# Brick & Mortar or Internet?



## Jiffy (May 24, 2009)

So I'm wondering if you purchase drain cleaning parts and equipment from actual physical store locations or do most of your ordering on the net?

Next question is do you work on your own equipment or have it serviced? If you work on your own equipment is it b/c of lack of service centers? 

Every time I have to send my camera out for service or order parts from hundreds of miles away I always think of how nice it would be to have a sales/service shop closer to meet my needs...do you think such a shop could compete in todays internet soaked market?

Personally if I could get quality merchandise and service locally I'd prefer that even if it did cost slightly more.


----------



## easttexasplumb (Oct 13, 2010)

I like to know who I am buying from, and know it is benifiting my local economy, if possible.


----------



## plumbpro (Mar 10, 2010)

I am in a pretty rural area, so I do most of my buying online. I do use supply houses when I'm working in town if I need something. I buy my pipe localish. I service my own equipment right down to the van due to lack of service centers available, or bad service in general.


----------



## Epox (Sep 19, 2010)

No drain equipment or cam service ctr's here. None in state to my knowledge.
I buy most all parts & material locally as we have 3 supply houses and I believe in supporting them. My thought is as long as they are competitive I have no reason to deal online. One reason is any one of these places would open up on Sunday AM and sell me a water heater or whatever I needed in an emergency and not charge me any extra. Nobody on line can do that. I do order specialty items online when needed though. Always the exception.


----------



## AssTyme (May 15, 2010)

Nothing here locally. I buy all of my equipment online.


----------



## PlungerJockey (Feb 19, 2010)

I buy from both


----------



## Tommy plumber (Feb 19, 2010)

I purchase on-line. Much more convenient, plus the stuff is delivered to my door step.


----------



## Nayman's Drain (Dec 17, 2010)

I buy locally. Well, sort off.
I live in a rural town with the nearest city 1 1/2 hours away.
If I can't get it right here in town, I'll drive to the city to get it.
I am kind of anal/OCD for needing to see/touch what I'm getting


----------



## saysflushable (Jun 15, 2009)

all online unless I want General stuff I have to go online. What part of Mi. are you from?


----------



## SlickRick (Sep 3, 2009)

I have only had 1 repair made on my Geneye 3. I cut a transmitter in a bad piece of CI. This guy is about 100 mi. from me. He has units sent from all over the country. I can run my unit to him, and he repairs it while I wait. His shop is behind his home, Seems like a pretty good gig.

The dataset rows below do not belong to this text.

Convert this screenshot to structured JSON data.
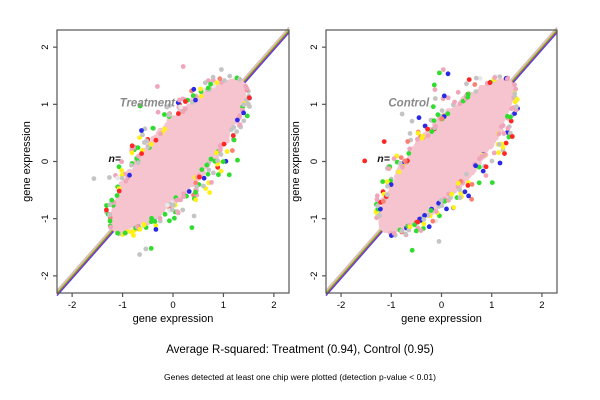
{
  "figure": {
    "background": "#ffffff",
    "axis_color": "#555555",
    "tick_label_color": "#000000"
  },
  "caption": {
    "r_squared_line": "Average R-squared: Treatment (0.94), Control (0.95)",
    "footnote": "Genes detected at least one chip were plotted (detection p-value < 0.01)"
  },
  "chart_data": [
    {
      "type": "scatter",
      "title": "Treatment",
      "title_color": "#8A8A8A",
      "n_label": "n=",
      "n_label_color": "#111111",
      "xlabel": "gene expression",
      "ylabel": "gene expression",
      "xlim": [
        -2.3,
        2.3
      ],
      "ylim": [
        -2.3,
        2.3
      ],
      "xticks": [
        -2,
        -1,
        0,
        1,
        2
      ],
      "yticks": [
        -2,
        -1,
        0,
        1,
        2
      ],
      "r_squared": 0.94,
      "diagonal_line_colors": [
        "#C0C0C0",
        "#FFB6C1",
        "#D8C060",
        "#2FCC2F",
        "#FF3344",
        "#4444EE"
      ],
      "cloud": {
        "seed": 7,
        "core_color": "#F6C4CF",
        "center": 0.1,
        "half_length": 1.3,
        "half_width": 0.42,
        "n_core": 1150,
        "n_edge": 250,
        "edge_colors": [
          [
            "#C4C4C4",
            24
          ],
          [
            "#EFA5BA",
            20
          ],
          [
            "#2EDD2E",
            20
          ],
          [
            "#FFF01A",
            12
          ],
          [
            "#FF2626",
            8
          ],
          [
            "#2A2AE6",
            7
          ],
          [
            "#FA8072",
            5
          ],
          [
            "#E8E8E8",
            4
          ]
        ]
      }
    },
    {
      "type": "scatter",
      "title": "Control",
      "title_color": "#8A8A8A",
      "n_label": "n=",
      "n_label_color": "#111111",
      "xlabel": "gene expression",
      "ylabel": "gene expression",
      "xlim": [
        -2.3,
        2.3
      ],
      "ylim": [
        -2.3,
        2.3
      ],
      "xticks": [
        -2,
        -1,
        0,
        1,
        2
      ],
      "yticks": [
        -2,
        -1,
        0,
        1,
        2
      ],
      "r_squared": 0.95,
      "diagonal_line_colors": [
        "#C0C0C0",
        "#FFB6C1",
        "#D8C060",
        "#2FCC2F",
        "#FF3344",
        "#4444EE"
      ],
      "cloud": {
        "seed": 23,
        "core_color": "#F6C4CF",
        "center": 0.1,
        "half_length": 1.3,
        "half_width": 0.42,
        "n_core": 1150,
        "n_edge": 250,
        "edge_colors": [
          [
            "#C4C4C4",
            24
          ],
          [
            "#EFA5BA",
            20
          ],
          [
            "#2EDD2E",
            20
          ],
          [
            "#FFF01A",
            12
          ],
          [
            "#FF2626",
            8
          ],
          [
            "#2A2AE6",
            7
          ],
          [
            "#FA8072",
            5
          ],
          [
            "#E8E8E8",
            4
          ]
        ]
      }
    }
  ]
}
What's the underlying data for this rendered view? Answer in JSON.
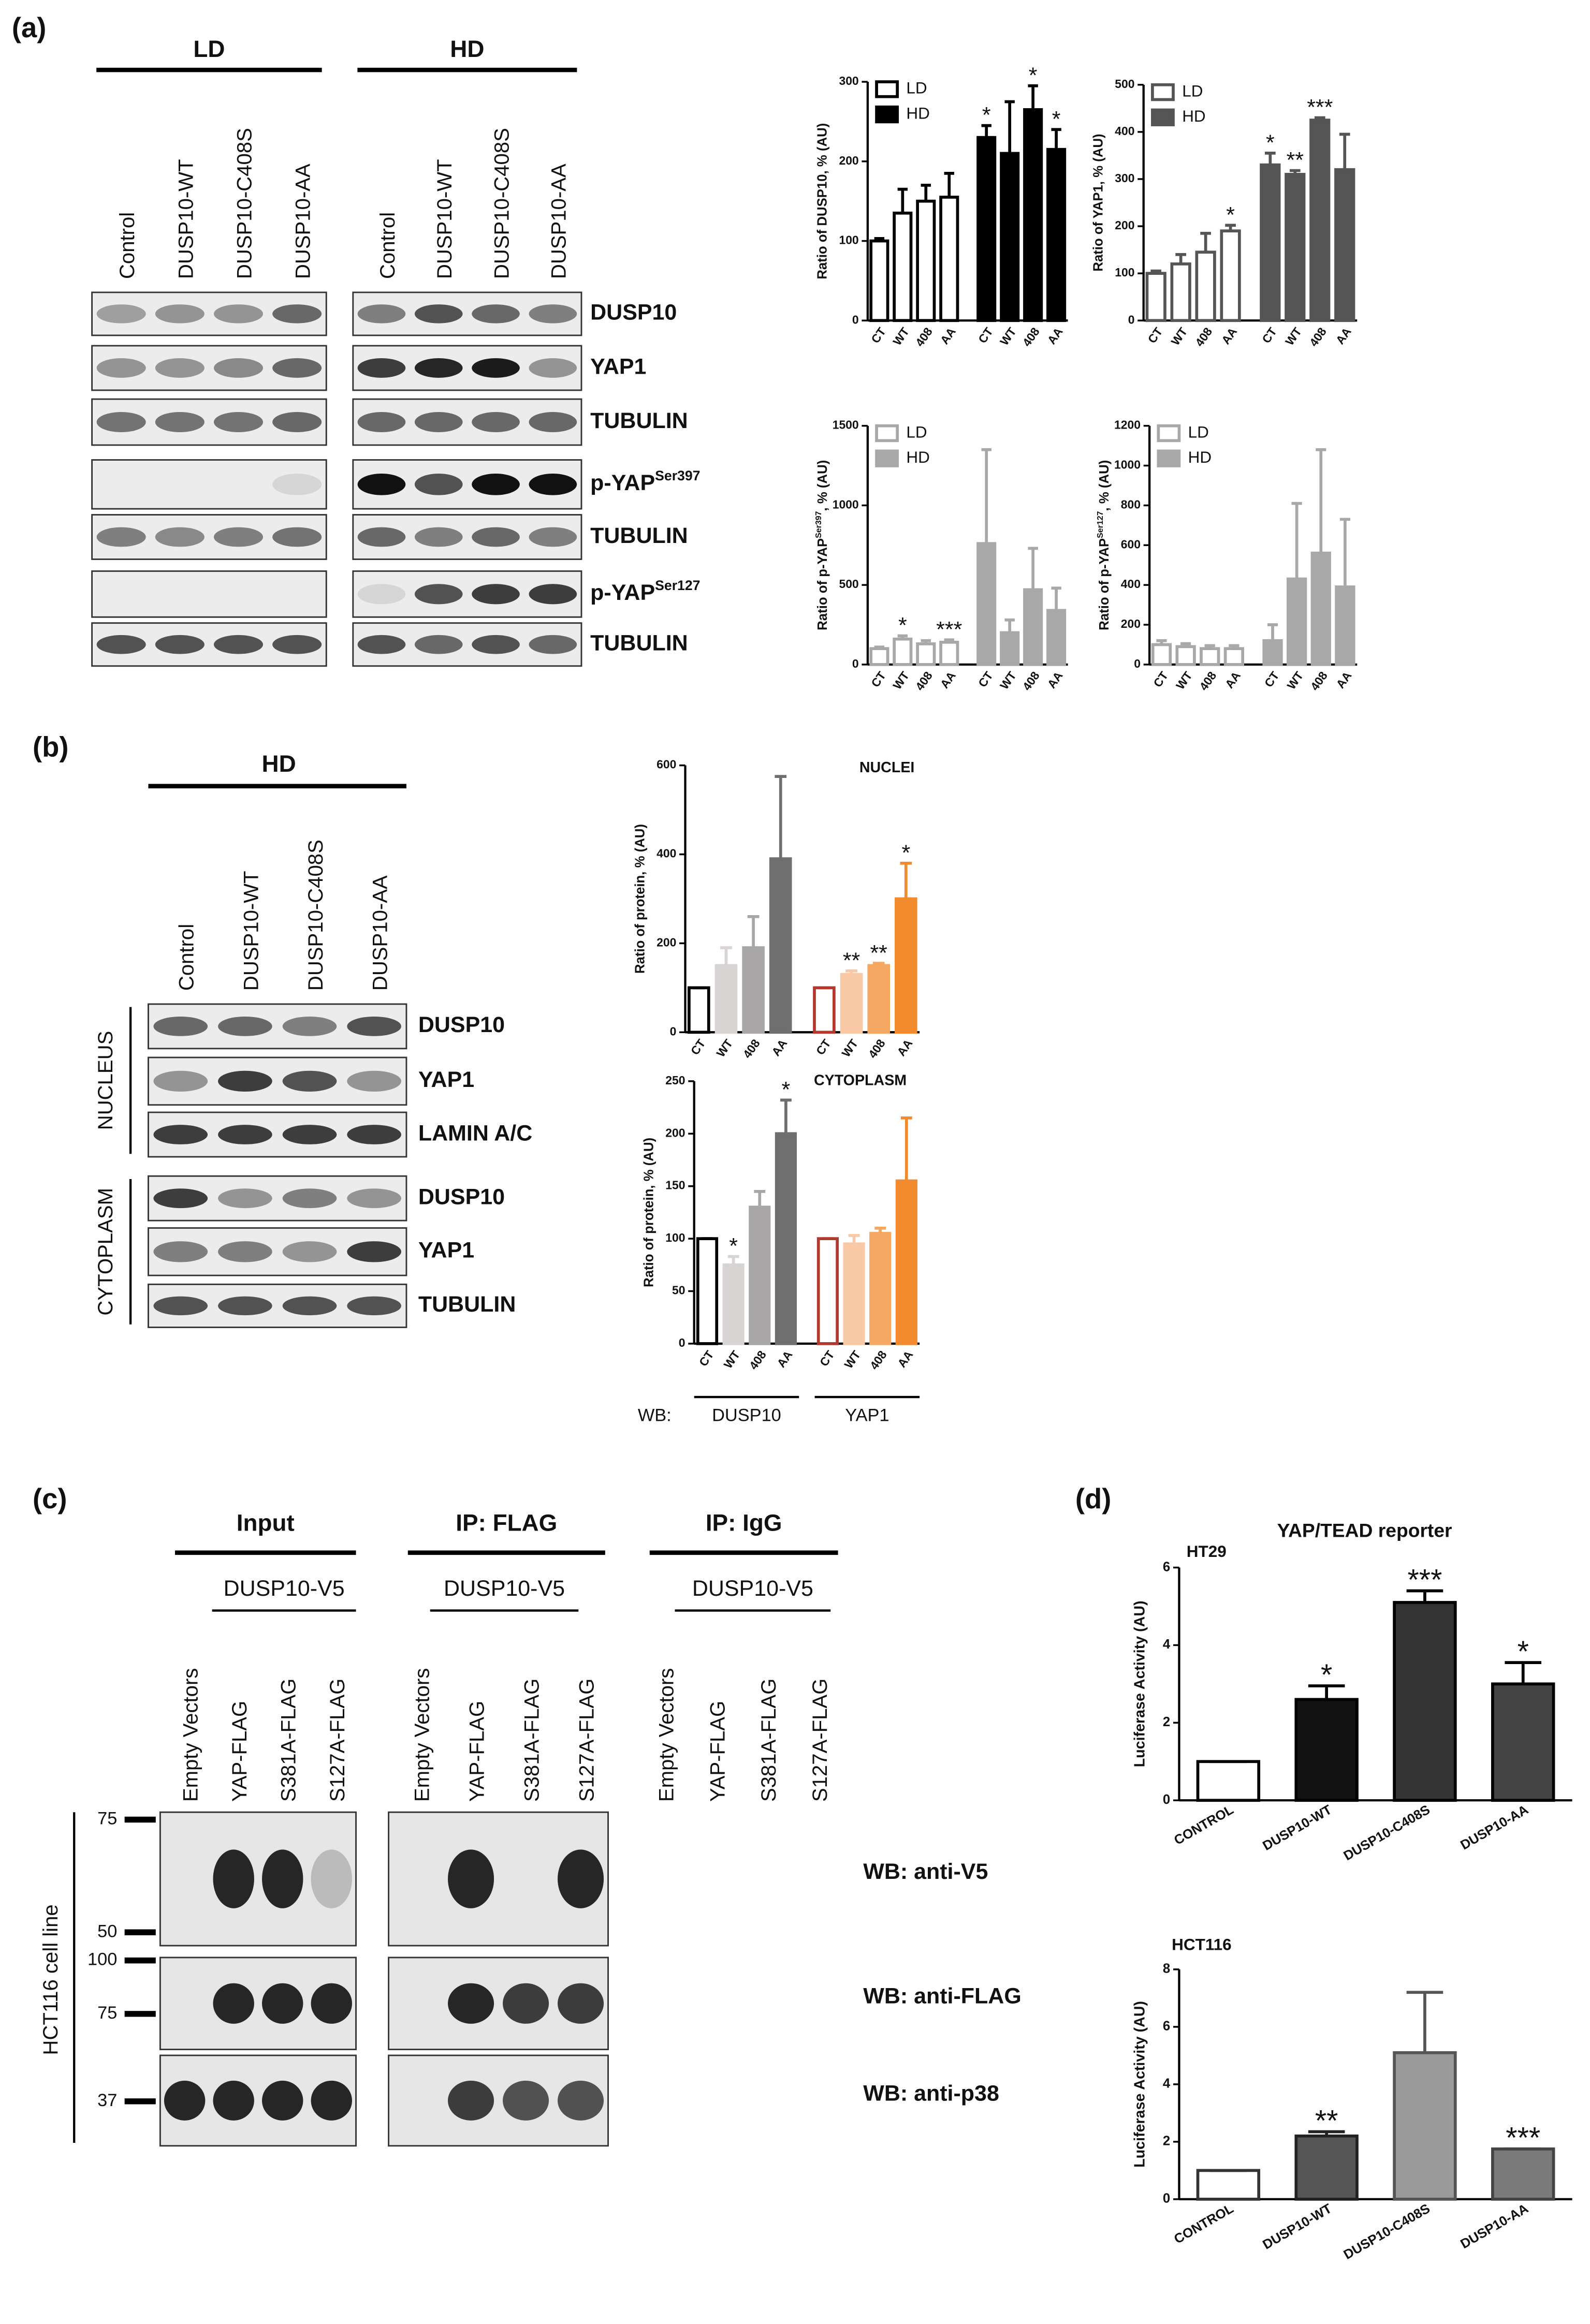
{
  "panel_labels": [
    "(a)",
    "(b)",
    "(c)",
    "(d)"
  ],
  "blot_a": {
    "headers": [
      "LD",
      "HD"
    ],
    "lanes": [
      "Control",
      "DUSP10-WT",
      "DUSP10-C408S",
      "DUSP10-AA"
    ],
    "rows": [
      "DUSP10",
      "YAP1",
      "TUBULIN",
      {
        "text": "p-YAP",
        "sup": "Ser397"
      },
      "TUBULIN",
      {
        "text": "p-YAP",
        "sup": "Ser127"
      },
      "TUBULIN"
    ]
  },
  "blot_b": {
    "header": "HD",
    "lanes": [
      "Control",
      "DUSP10-WT",
      "DUSP10-C408S",
      "DUSP10-AA"
    ],
    "fractions": [
      {
        "name": "NUCLEUS",
        "rows": [
          "DUSP10",
          "YAP1",
          "LAMIN A/C"
        ]
      },
      {
        "name": "CYTOPLASM",
        "rows": [
          "DUSP10",
          "YAP1",
          "TUBULIN"
        ]
      }
    ]
  },
  "blot_c": {
    "headers": [
      "Input",
      "IP: FLAG",
      "IP: IgG"
    ],
    "construct": "DUSP10-V5",
    "lanes": [
      "Empty Vectors",
      "YAP-FLAG",
      "S381A-FLAG",
      "S127A-FLAG"
    ],
    "rows": [
      "WB: anti-V5",
      "WB: anti-FLAG",
      "WB: anti-p38"
    ],
    "markers": [
      75,
      50,
      100,
      75,
      37
    ],
    "cell_line": "HCT116 cell line"
  },
  "chart_data": [
    {
      "type": "bar",
      "ylabel": "Ratio of DUSP10, % (AU)",
      "categories": [
        "CT",
        "WT",
        "408",
        "AA"
      ],
      "ylim": [
        0,
        300
      ],
      "yticks": [
        0,
        100,
        200,
        300
      ],
      "legend": "upper left",
      "series": [
        {
          "name": "LD",
          "color": "#000000",
          "fill": "#ffffff",
          "values": [
            100,
            135,
            150,
            155
          ],
          "errors": [
            3,
            30,
            20,
            30
          ],
          "stars": [
            null,
            null,
            null,
            null
          ]
        },
        {
          "name": "HD",
          "color": "#000000",
          "fill": "#000000",
          "values": [
            230,
            210,
            265,
            215
          ],
          "errors": [
            15,
            65,
            30,
            25
          ],
          "stars": [
            "*",
            null,
            "*",
            "*"
          ]
        }
      ]
    },
    {
      "type": "bar",
      "ylabel": "Ratio of YAP1, % (AU)",
      "categories": [
        "CT",
        "WT",
        "408",
        "AA"
      ],
      "ylim": [
        0,
        500
      ],
      "yticks": [
        0,
        100,
        200,
        300,
        400,
        500
      ],
      "legend": "upper left",
      "series": [
        {
          "name": "LD",
          "color": "#555555",
          "fill": "#ffffff",
          "values": [
            100,
            120,
            145,
            190
          ],
          "errors": [
            5,
            20,
            40,
            12
          ],
          "stars": [
            null,
            null,
            null,
            "*"
          ]
        },
        {
          "name": "HD",
          "color": "#555555",
          "fill": "#555555",
          "values": [
            330,
            310,
            425,
            320
          ],
          "errors": [
            25,
            8,
            5,
            75
          ],
          "stars": [
            "*",
            "**",
            "***",
            null
          ]
        }
      ]
    },
    {
      "type": "bar",
      "ylabel": {
        "text": "Ratio of p-YAP",
        "sup": "Ser397",
        "rest": ", % (AU)"
      },
      "categories": [
        "CT",
        "WT",
        "408",
        "AA"
      ],
      "ylim": [
        0,
        1500
      ],
      "yticks": [
        0,
        500,
        1000,
        1500
      ],
      "legend": "upper left",
      "series": [
        {
          "name": "LD",
          "color": "#a8a8a8",
          "fill": "#ffffff",
          "values": [
            100,
            160,
            130,
            140
          ],
          "errors": [
            10,
            20,
            20,
            15
          ],
          "stars": [
            null,
            "*",
            null,
            "***"
          ]
        },
        {
          "name": "HD",
          "color": "#a8a8a8",
          "fill": "#a8a8a8",
          "values": [
            760,
            200,
            470,
            340
          ],
          "errors": [
            590,
            80,
            260,
            140
          ],
          "stars": [
            null,
            null,
            null,
            null
          ]
        }
      ]
    },
    {
      "type": "bar",
      "ylabel": {
        "text": "Ratio of p-YAP",
        "sup": "Ser127",
        "rest": ", % (AU)"
      },
      "categories": [
        "CT",
        "WT",
        "408",
        "AA"
      ],
      "ylim": [
        0,
        1200
      ],
      "yticks": [
        0,
        200,
        400,
        600,
        800,
        1000,
        1200
      ],
      "legend": "upper left",
      "series": [
        {
          "name": "LD",
          "color": "#a8a8a8",
          "fill": "#ffffff",
          "values": [
            100,
            90,
            80,
            80
          ],
          "errors": [
            20,
            15,
            15,
            15
          ],
          "stars": [
            null,
            null,
            null,
            null
          ]
        },
        {
          "name": "HD",
          "color": "#a8a8a8",
          "fill": "#a8a8a8",
          "values": [
            120,
            430,
            560,
            390
          ],
          "errors": [
            80,
            380,
            520,
            340
          ],
          "stars": [
            null,
            null,
            null,
            null
          ]
        }
      ]
    },
    {
      "type": "bar",
      "title": "NUCLEI",
      "ylabel": "Ratio of protein, % (AU)",
      "categories": [
        "CT",
        "WT",
        "408",
        "AA"
      ],
      "ylim": [
        0,
        600
      ],
      "yticks": [
        0,
        200,
        400,
        600
      ],
      "series": [
        {
          "colors": [
            "#ffffff",
            "#d9d4d4",
            "#a8a6a6",
            "#6f6f6f"
          ],
          "edges": [
            "#000000",
            "#d9d4d4",
            "#a8a6a6",
            "#6f6f6f"
          ],
          "values": [
            100,
            150,
            190,
            390
          ],
          "errors": [
            0,
            40,
            70,
            185
          ],
          "stars": [
            null,
            null,
            null,
            null
          ]
        },
        {
          "colors": [
            "#ffffff",
            "#f9c9a6",
            "#f5a862",
            "#f28a2e"
          ],
          "edges": [
            "#b03a2e",
            "#f9c9a6",
            "#f5a862",
            "#f28a2e"
          ],
          "values": [
            100,
            130,
            150,
            300
          ],
          "errors": [
            0,
            8,
            5,
            80
          ],
          "stars": [
            null,
            "**",
            "**",
            "*"
          ]
        }
      ]
    },
    {
      "type": "bar",
      "title": "CYTOPLASM",
      "ylabel": "Ratio of protein, % (AU)",
      "xlabel": "WB:",
      "categories": [
        "CT",
        "WT",
        "408",
        "AA"
      ],
      "ylim": [
        0,
        250
      ],
      "yticks": [
        0,
        50,
        100,
        150,
        200,
        250
      ],
      "series": [
        {
          "name": "DUSP10",
          "colors": [
            "#ffffff",
            "#d9d4d4",
            "#a8a6a6",
            "#6f6f6f"
          ],
          "edges": [
            "#000000",
            "#d9d4d4",
            "#a8a6a6",
            "#6f6f6f"
          ],
          "values": [
            100,
            75,
            130,
            200
          ],
          "errors": [
            0,
            8,
            15,
            32
          ],
          "stars": [
            null,
            "*",
            null,
            "*"
          ]
        },
        {
          "name": "YAP1",
          "colors": [
            "#ffffff",
            "#f9c9a6",
            "#f5a862",
            "#f28a2e"
          ],
          "edges": [
            "#b03a2e",
            "#f9c9a6",
            "#f5a862",
            "#f28a2e"
          ],
          "values": [
            100,
            95,
            105,
            155
          ],
          "errors": [
            0,
            8,
            5,
            60
          ],
          "stars": [
            null,
            null,
            null,
            null
          ]
        }
      ]
    },
    {
      "type": "bar",
      "title": "YAP/TEAD reporter",
      "subtitle": "HT29",
      "ylabel": "Luciferase Activity (AU)",
      "categories": [
        "CONTROL",
        "DUSP10-WT",
        "DUSP10-C408S",
        "DUSP10-AA"
      ],
      "ylim": [
        0,
        6
      ],
      "yticks": [
        0,
        2,
        4,
        6
      ],
      "series": [
        {
          "colors": [
            "#ffffff",
            "#111111",
            "#333333",
            "#444444"
          ],
          "edges": [
            "#000000",
            "#000000",
            "#000000",
            "#000000"
          ],
          "values": [
            1,
            2.6,
            5.1,
            3.0
          ],
          "errors": [
            0,
            0.35,
            0.3,
            0.55
          ],
          "stars": [
            null,
            "*",
            "***",
            "*"
          ]
        }
      ]
    },
    {
      "type": "bar",
      "subtitle": "HCT116",
      "ylabel": "Luciferase Activity (AU)",
      "categories": [
        "CONTROL",
        "DUSP10-WT",
        "DUSP10-C408S",
        "DUSP10-AA"
      ],
      "ylim": [
        0,
        8
      ],
      "yticks": [
        0,
        2,
        4,
        6,
        8
      ],
      "series": [
        {
          "colors": [
            "#ffffff",
            "#555555",
            "#9a9a9a",
            "#7a7a7a"
          ],
          "edges": [
            "#333333",
            "#222222",
            "#555555",
            "#444444"
          ],
          "values": [
            1,
            2.2,
            5.1,
            1.75
          ],
          "errors": [
            0,
            0.15,
            2.1,
            0
          ],
          "stars": [
            null,
            "**",
            null,
            "***"
          ]
        }
      ]
    }
  ]
}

http://utilityequipmenttechnology.com/index.html


----------



## SewerRatz (Apr 25, 2009)

I have a shop in Chicago we go to for service on equipment when I am to lazy to fix it myself or do not have the tools to do the repair (camera reterm's) I call him and order anything I need and its on my door step the next day. I know he ships world wide and beats most online sites prices on equipment. The shop is called Allan J Coleman.


----------



## AssTyme (May 15, 2010)

SewerRatz said:


> I have a shop in Chicago we go to for service on equipment when I am to lazy to fix it myself or do not have the tools to do the repair (camera reterm's) I call him and order anything I need and its on my door step the next day. I know he ships world wide and beats most online sites prices on equipment. The shop is called Allan J Coleman.



It must be nice to have one of the worlds best just around the corner :yes:


----------



## Nayman's Drain (Dec 17, 2010)

I guess, huh?
And the rest of us watch with green eyes.


----------